There is perhaps no hotter segment in the cryptocurrency world at the moment than stablecoins. Companies like Amazon or Walmart are considering adopting them, while big banks such as JPMorgan Chase and Citigroup are exploring launching their own stablecoins, according to The Wall Street Journal.
What’s more, Congress is on the verge of adopting legislation this week that would provide a formal framework for the sector, effectively making stablecoins part of U.S. regulations.
There’s a reason behind the excitement. As a concept, stablecoins are pretty groundbreaking in the world of money.
A key vision behind stablecoins is that people and companies should be able to transfer money as digital currency anywhere in the world instantaneously, regardless of borders, without onerous banks or money transfer companies, that take time and charge fees, getting in the way.
But as detractors point out, there are real risks to stablecoins. Unlike the money we know, stablecoins are still new and regulations are still evolving. The relatively recent set of rules and its ease of use have also attracted shady actors like drug dealers and ransomware hackers.
So what are stablecoins? Here are three things to know.
The appeal: A safer cryptocurrency
Unlike other types of cryptocurrencies, stablecoins have a secret weapon that are meant to make them far safer.
That’s because as the name implies, each stablecoin is meant to be stable. This is how it works: If you buy a stablecoin that’s worth $1, the issuer that provided you with that stablecoin has to keep $1 in reserve, so that when you want to cash it you can get paid back promptly. (Dollars are primarily used to back stablecoins, but euros or some other asset of value like gold can also be used).
NPR’s Planet Money — and others — have perhaps the neatest analogy.
Stablecoins are like the chips you get in a casino. Say you pay the cashier $100 and you get $100 in chips to gamble.

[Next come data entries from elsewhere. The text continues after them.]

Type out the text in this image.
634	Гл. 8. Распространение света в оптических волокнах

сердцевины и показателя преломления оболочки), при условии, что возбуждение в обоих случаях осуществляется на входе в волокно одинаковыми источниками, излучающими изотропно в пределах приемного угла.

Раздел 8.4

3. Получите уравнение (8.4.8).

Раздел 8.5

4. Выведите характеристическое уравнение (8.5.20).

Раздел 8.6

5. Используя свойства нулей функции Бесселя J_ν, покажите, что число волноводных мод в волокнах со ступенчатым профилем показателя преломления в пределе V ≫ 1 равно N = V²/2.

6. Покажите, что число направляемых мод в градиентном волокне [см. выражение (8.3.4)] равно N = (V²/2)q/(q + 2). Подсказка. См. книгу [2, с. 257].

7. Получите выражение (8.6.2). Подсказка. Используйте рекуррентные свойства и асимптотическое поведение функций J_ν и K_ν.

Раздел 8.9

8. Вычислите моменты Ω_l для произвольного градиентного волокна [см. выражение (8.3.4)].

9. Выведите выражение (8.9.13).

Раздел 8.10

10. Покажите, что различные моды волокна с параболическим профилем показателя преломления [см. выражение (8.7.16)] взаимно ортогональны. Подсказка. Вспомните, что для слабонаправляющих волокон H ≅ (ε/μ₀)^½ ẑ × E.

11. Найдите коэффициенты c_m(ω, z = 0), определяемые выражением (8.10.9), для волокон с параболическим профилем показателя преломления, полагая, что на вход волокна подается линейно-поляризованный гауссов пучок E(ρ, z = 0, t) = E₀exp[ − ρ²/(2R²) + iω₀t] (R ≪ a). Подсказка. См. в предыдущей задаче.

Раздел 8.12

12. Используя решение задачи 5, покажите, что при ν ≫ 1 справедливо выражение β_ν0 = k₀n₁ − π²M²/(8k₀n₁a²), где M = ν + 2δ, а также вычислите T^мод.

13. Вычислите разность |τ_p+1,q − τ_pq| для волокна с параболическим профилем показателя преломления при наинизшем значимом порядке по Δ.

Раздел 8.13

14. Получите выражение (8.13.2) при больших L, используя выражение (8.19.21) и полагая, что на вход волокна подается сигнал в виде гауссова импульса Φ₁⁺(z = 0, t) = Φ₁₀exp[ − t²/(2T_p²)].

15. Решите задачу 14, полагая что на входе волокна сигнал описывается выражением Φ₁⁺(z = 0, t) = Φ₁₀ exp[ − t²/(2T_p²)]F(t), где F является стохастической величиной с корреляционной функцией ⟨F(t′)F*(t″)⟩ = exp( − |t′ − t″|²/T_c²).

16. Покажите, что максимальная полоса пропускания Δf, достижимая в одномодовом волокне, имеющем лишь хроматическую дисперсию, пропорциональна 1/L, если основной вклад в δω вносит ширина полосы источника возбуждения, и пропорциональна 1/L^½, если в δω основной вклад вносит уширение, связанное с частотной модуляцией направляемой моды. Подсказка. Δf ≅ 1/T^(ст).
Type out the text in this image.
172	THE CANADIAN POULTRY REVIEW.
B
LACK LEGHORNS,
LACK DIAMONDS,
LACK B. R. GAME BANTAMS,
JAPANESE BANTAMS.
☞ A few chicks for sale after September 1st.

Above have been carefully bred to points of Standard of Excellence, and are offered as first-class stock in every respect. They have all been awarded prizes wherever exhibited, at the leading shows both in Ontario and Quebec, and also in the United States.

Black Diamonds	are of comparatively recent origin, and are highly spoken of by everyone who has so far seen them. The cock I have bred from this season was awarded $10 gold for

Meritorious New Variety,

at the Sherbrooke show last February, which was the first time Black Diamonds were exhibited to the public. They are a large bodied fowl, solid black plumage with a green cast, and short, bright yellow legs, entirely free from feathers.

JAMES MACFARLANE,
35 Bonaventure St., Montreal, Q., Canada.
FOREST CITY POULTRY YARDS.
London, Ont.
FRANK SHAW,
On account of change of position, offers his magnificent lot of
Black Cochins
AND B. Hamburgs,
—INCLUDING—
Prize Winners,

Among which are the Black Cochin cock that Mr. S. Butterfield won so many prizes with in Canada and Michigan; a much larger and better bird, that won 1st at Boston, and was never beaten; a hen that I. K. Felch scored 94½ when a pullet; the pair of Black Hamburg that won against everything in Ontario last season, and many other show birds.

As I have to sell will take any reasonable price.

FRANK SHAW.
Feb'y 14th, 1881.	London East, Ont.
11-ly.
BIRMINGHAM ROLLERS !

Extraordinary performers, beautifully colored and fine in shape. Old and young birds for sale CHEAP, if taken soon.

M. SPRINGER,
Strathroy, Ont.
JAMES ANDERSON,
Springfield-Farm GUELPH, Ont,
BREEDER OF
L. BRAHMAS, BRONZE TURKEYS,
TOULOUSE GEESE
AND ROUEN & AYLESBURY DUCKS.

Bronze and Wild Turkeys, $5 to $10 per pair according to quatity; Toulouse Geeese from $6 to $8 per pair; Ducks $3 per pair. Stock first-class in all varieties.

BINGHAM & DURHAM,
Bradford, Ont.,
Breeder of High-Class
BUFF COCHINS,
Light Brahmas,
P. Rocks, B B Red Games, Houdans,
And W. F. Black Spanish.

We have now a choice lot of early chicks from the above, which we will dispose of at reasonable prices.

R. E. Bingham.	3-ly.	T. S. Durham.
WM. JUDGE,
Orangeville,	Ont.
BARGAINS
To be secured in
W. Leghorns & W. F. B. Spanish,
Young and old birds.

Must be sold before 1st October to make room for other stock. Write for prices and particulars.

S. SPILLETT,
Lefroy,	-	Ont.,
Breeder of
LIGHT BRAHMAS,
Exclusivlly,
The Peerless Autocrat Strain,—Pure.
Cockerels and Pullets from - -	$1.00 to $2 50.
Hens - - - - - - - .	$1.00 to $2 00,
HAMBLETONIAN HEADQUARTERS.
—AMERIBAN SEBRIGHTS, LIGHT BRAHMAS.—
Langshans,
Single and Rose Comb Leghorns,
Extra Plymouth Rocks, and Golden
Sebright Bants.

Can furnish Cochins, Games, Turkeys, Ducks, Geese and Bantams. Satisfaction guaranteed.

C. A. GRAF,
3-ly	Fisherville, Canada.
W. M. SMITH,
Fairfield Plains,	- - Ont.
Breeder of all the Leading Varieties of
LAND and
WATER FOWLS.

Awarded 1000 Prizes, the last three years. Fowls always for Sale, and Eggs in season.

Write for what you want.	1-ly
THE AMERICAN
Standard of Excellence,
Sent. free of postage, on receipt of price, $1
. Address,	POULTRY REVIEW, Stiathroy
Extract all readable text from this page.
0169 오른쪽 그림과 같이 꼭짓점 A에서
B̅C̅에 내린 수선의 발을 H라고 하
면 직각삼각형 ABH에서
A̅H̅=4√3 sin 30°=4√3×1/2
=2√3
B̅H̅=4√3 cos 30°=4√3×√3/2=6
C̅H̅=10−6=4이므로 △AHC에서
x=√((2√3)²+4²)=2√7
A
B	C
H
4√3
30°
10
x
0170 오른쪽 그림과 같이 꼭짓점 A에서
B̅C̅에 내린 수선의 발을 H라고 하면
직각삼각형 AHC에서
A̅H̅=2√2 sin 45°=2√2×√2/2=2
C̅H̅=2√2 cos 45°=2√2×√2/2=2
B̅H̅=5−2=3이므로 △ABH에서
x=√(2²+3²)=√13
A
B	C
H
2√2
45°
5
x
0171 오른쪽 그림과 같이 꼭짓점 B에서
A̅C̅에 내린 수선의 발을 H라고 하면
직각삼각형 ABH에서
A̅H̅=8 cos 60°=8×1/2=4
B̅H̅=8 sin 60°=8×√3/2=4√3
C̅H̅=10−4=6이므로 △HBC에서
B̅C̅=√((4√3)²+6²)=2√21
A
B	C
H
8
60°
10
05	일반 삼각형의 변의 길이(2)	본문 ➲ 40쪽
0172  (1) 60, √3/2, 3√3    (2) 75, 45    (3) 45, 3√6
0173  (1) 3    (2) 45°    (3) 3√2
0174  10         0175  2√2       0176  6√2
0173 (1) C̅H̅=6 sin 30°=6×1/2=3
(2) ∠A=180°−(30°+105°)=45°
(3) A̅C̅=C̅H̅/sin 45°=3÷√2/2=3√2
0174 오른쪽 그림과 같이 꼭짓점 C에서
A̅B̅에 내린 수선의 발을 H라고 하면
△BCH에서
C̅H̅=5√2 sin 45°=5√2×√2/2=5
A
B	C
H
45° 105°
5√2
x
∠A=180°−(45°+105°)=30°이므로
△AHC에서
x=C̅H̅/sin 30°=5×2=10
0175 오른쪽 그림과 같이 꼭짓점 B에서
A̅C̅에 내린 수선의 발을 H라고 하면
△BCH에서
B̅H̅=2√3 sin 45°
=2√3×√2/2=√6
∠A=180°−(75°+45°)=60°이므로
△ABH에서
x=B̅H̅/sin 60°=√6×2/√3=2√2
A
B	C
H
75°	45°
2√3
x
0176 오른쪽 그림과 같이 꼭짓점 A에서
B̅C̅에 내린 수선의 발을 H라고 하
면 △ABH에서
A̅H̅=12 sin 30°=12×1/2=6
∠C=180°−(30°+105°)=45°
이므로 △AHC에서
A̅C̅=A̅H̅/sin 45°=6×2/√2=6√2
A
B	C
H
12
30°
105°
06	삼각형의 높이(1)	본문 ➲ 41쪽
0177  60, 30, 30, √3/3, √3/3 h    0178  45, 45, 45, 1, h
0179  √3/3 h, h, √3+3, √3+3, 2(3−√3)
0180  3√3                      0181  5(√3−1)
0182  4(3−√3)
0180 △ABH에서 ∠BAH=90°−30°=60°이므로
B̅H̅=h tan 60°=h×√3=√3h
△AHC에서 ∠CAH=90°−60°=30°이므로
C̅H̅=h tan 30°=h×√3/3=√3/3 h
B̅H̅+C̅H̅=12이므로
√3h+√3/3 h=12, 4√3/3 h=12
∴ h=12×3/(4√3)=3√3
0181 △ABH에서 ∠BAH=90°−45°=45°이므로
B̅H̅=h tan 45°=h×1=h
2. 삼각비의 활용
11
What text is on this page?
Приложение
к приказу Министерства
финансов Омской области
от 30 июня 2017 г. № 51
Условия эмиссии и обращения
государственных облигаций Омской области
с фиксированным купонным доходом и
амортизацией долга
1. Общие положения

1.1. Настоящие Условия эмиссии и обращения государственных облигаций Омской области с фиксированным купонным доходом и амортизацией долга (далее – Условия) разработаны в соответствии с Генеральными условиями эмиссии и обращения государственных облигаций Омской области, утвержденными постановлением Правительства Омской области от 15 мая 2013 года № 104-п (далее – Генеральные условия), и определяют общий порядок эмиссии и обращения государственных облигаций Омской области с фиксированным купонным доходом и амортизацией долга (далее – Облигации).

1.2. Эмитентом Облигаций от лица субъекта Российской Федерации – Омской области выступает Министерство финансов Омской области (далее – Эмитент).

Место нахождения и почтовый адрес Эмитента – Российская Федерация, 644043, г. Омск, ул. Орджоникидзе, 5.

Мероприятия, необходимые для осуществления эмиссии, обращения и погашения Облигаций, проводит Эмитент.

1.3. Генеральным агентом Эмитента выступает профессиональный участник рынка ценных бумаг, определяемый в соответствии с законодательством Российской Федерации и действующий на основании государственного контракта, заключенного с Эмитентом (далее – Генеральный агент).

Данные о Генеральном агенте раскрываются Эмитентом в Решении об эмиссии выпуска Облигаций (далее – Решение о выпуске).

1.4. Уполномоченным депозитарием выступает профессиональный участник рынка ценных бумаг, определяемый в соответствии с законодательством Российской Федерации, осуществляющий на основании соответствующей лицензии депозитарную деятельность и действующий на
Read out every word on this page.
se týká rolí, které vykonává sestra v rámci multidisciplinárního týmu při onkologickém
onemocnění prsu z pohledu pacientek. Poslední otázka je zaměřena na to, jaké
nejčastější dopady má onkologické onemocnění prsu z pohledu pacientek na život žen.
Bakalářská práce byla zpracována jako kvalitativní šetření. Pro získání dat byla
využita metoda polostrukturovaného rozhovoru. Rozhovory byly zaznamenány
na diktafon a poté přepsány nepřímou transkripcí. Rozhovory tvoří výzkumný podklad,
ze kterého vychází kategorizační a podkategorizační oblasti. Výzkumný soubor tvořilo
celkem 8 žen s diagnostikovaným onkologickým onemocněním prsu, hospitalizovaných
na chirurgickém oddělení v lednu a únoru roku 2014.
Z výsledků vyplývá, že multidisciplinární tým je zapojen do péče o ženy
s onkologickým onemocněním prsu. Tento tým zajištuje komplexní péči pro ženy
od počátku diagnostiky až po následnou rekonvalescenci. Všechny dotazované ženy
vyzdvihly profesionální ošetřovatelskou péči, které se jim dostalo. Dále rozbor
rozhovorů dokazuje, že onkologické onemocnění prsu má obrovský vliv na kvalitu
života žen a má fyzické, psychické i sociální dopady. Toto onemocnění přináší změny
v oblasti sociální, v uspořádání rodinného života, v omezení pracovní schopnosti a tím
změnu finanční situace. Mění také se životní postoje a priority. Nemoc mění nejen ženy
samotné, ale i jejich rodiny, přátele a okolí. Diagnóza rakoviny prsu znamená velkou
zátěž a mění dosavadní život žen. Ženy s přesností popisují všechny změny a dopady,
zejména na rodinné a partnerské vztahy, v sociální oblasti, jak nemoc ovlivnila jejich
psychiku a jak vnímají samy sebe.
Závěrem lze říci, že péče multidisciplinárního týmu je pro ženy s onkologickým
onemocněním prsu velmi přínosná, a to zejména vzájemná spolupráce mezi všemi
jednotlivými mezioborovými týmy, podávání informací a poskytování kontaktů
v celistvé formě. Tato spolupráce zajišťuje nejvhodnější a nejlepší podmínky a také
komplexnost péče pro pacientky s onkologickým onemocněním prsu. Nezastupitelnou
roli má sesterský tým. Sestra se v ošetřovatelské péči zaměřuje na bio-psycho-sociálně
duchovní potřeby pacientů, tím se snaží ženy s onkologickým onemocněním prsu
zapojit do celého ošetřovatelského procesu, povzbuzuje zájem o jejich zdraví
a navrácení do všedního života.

Once you are done, you return whatever chips you have gained — or have left — and get the corresponding amount from the casino.
The issuer should be able to pay you back, just like you trust the casino will have the money when you go to cash in your chips.
It’s probably the reason why stablecoins today are mainly used to buy and trade other cryptocurrencies such as bitcoin, because of the ease with which they can be converted to cash.